Herman subsequently described popular Western Taoism as the modern proliferation of self-proclaimed Daoist journals, meditation centers, websites, and renderings of Daoist texts by nonspecialists; and said, "not surprisingly, the sinological community (myself included) has generally greeted this overall phenomenon – what I will from here on label "popular Western Daoism" – with varying degrees of indifferences, amusement, and derision."

In a 1998 article about teaching Daoism, Russell Kirkland urged colleagues not to "Pooh-pooh Taoism" with "popular fluff" like Benjamin Hoff's coffee-table book The Tao of Pooh, and characterized Stephen Mitchell and others as "self-indulgent dilettantes who deceive the public by publishing pseudo-translations of the Tao-te ching, without having actually read the text in its original language".

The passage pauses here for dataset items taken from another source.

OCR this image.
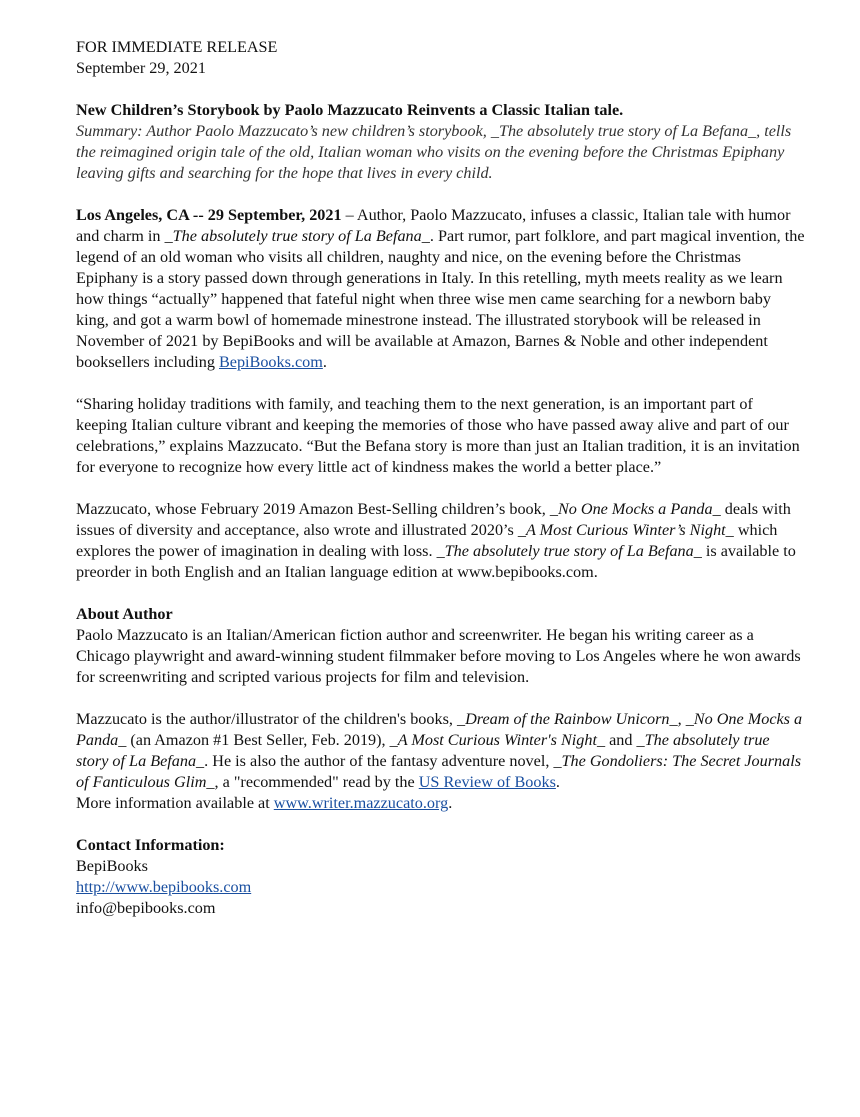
FOR IMMEDIATE RELEASE

September 29, 2021

New Children’s Storybook by Paolo Mazzucato Reinvents a Classic Italian tale.

Summary: Author Paolo Mazzucato’s new children’s storybook, _The absolutely true story of La Befana_, tells the reimagined origin tale of the old, Italian woman who visits on the evening before the Christmas Epiphany leaving gifts and searching for the hope that lives in every child.

Los Angeles, CA -- 29 September, 2021 – Author, Paolo Mazzucato, infuses a classic, Italian tale with humor and charm in _The absolutely true story of La Befana_. Part rumor, part folklore, and part magical invention, the legend of an old woman who visits all children, naughty and nice, on the evening before the Christmas Epiphany is a story passed down through generations in Italy. In this retelling, myth meets reality as we learn how things “actually” happened that fateful night when three wise men came searching for a newborn baby king, and got a warm bowl of homemade minestrone instead. The illustrated storybook will be released in November of 2021 by BepiBooks and will be available at Amazon, Barnes & Noble and other independent booksellers including BepiBooks.com.

“Sharing holiday traditions with family, and teaching them to the next generation, is an important part of keeping Italian culture vibrant and keeping the memories of those who have passed away alive and part of our celebrations,” explains Mazzucato. “But the Befana story is more than just an Italian tradition, it is an invitation for everyone to recognize how every little act of kindness makes the world a better place.”

Mazzucato, whose February 2019 Amazon Best-Selling children’s book, _No One Mocks a Panda_ deals with issues of diversity and acceptance, also wrote and illustrated 2020’s _A Most Curious Winter’s Night_ which explores the power of imagination in dealing with loss. _The absolutely true story of La Befana_ is available to preorder in both English and an Italian language edition at www.bepibooks.com.

About Author

Paolo Mazzucato is an Italian/American fiction author and screenwriter. He began his writing career as a Chicago playwright and award-winning student filmmaker before moving to Los Angeles where he won awards for screenwriting and scripted various projects for film and television.

Mazzucato is the author/illustrator of the children's books, _Dream of the Rainbow Unicorn_, _No One Mocks a Panda_ (an Amazon #1 Best Seller, Feb. 2019), _A Most Curious Winter's Night_ and _The absolutely true story of La Befana_. He is also the author of the fantasy adventure novel, _The Gondoliers: The Secret Journals of Fanticulous Glim_, a "recommended" read by the US Review of Books.

More information available at www.writer.mazzucato.org.

Contact Information:

BepiBooks

http://www.bepibooks.com

info@bepibooks.com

Louis Komjathy described modern "Western Daoism" or "American Daoism" in religious studies terms, where "New Age discourse communities and advocates of Perennial Philosophy identify and interpret Daoist texts as part of a 'universal wisdom tradition'." Komjathy later elaborated on these spiritual hybrids that "domesticate, sterilize and misrepresent Daoism", and may best be understood as part of a new religious movement labeled "Popular Western Taoism (PWT), with 'Taoism' pronounced with a hard 't' sound." In this construct, "'Daoism' becomes anything for anyone", and Popular Western Taoism "has little to no connection with the Daoist religious tradition."